Des conséquences pour les constructeurs

Fabrice Poirier est lui aussi gérant d’une entreprise de construction de piscines à Mozac, près de Riom, dans le Puy-de-Dôme. Il nourrit quelques inquiétudes : « Si la tarification progressive de l’eau était décidée, cela nous impactera forcément. J’ai quelques craintes. C’est sûr que cela ne va pas nous aider ». Il insiste sur les efforts entrepris dans son domaine : « Il y a des économies d’eau qui ont été réalisées. Je vends un système d’eau en circuit fermé : on travaille et on recycle toujours la même eau ». Fabrice Poirier ne veut pas que les pisciniers deviennent des « boucs émissaires » : « On est pointés du doigt mais il faudrait que les gens réfléchissent et soient conscients des chiffres de perte d’eau dans les réseaux d’eau potable : c’est 2 à 3 000 fois la quantité d’eau utilisée pour remplir les piscines des particuliers. Il faudrait travailler sur le vrai problème de fond ».
Lors de l’annonce de son plan eau, Emmanuel Macron a évoqué des investissements importants à faire pour réduire les fuites (170 collectivités points noirs avec des taux de fuites supérieurs à 50%) et pour sécuriser l’alimentation en eau potable (notamment les 2 000 communes ayant connu des tensions en 2022), 180 millions d'euros par an d’aides supplémentaires des agences de l’eau dédiées au petit cycle de l’eau, conditionnés à une amélioration durable de la gestion de leur patrimoine.

Une mesure qui inquiète 

Même discours au sein de la FPP (Fédération des professionnels de la piscine et du spa). Gilles Mouchiroud en est l’administrateur. Il explique : « Cette mesure de tarification progressive semble nécessaire puisque les experts indiquent qu’elle permettrait d’économiser 12 % d’eau sur le territoire national. Mais elle nous inquiète car la piscine représente une faible consommation d’eau. On n’utilise que 0,15 % de la consommation annuelle d’eau. Je pense que les familles les plus riches seront les moins touchées. On a constaté que 23% des familles qui réalisent une piscine sont des ouvriers et des salariés ». Gilles Mouchiroud indique que le sujet de la gestion raisonnée et durable de l’eau est travaillé de longue date par les professionnels du secteur et leurs clients : « On discute des bonnes pratiques avec nos clients pour réduire les pertes d’eau. Nous restons attentifs car la réalisation d’une piscine ne doit pas représenter une consommation d’eau excessive.
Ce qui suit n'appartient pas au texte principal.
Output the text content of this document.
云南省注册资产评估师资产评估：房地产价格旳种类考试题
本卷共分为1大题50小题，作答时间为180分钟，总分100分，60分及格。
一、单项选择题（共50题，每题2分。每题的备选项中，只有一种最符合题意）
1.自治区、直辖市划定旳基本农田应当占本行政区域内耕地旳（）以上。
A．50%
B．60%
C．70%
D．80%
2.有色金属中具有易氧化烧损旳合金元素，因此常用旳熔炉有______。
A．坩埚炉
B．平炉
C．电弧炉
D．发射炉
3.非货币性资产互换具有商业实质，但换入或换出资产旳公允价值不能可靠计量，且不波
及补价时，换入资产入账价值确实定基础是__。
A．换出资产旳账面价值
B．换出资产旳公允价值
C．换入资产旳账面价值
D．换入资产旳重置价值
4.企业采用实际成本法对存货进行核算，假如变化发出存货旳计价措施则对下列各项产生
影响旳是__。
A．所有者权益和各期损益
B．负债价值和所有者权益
Nous sommes en train de travailler avec des préfets de départements déjà touchés par des mesures de restriction, comme les Pyrénées-Orientales, le Var, les Bouches-du-Rhône ou les Alpes-Maritimes. Nous insistons sur les économies d’eau et nous mettons des rappels forts à la profession pour couvrir sa piscine, ne pas hiverner, utiliser des réducteurs stabilisants, pour consommer encore moins d’eau. On a diminué par quatre le volume d’eau en vingt ans, pour les piscines ».

Une gestion "raisonnée de l'eau"

L’administrateur de la FPP détaille les efforts réalisés : « Une piscine ne se vide pas. C’est aujourd’hui 25 à 30 m3 contre 120 m3 il y a 30 ans. Une piscine est filtrée, désinfectée. On ne jette pas l’eau à l’égout comme cela. Pour éviter l’évaporation, on peut mettre une bâche. On va essayer de maintenir un bon équilibre de l’eau, avec un bon PH pour que les produits désinfectants aient une meilleure efficacité. Dans la baignade, on privilégie une baignade plus ludique que sportive pour éviter les pertes d’eau. Ce discours est rappelé à nos clients. Depuis 20 ans, ma fédération se préoccupe d’être plus écoresponsable ». Il conclut : « On rappelle qu’il ne faut pas se tromper de combat. Entre 20 et 25 % des réseaux publics fuient donc la consommation d’eau est beaucoup plus importante. S’il manque d’eau dans certains départements, il y en a dans d’autres. A nous d’éduquer nos clients pour qu’ils soient les moins consommateurs d’eau possibles. Le secteur représente 3 milliards de chiffre d’affaires par an, plus de 3 millions de piscines enterrées en France. On compte 60 000 emplois directs et indirects. Il est important de préserver les emplois, surtout dans les entreprises les plus petites ». Gilles Mouchiroud souligne qu’en 20 ans, la consommation d’électricité a été baissée par 4 et le chauffage par 9, dans le cadre de la construction de piscines individuelles.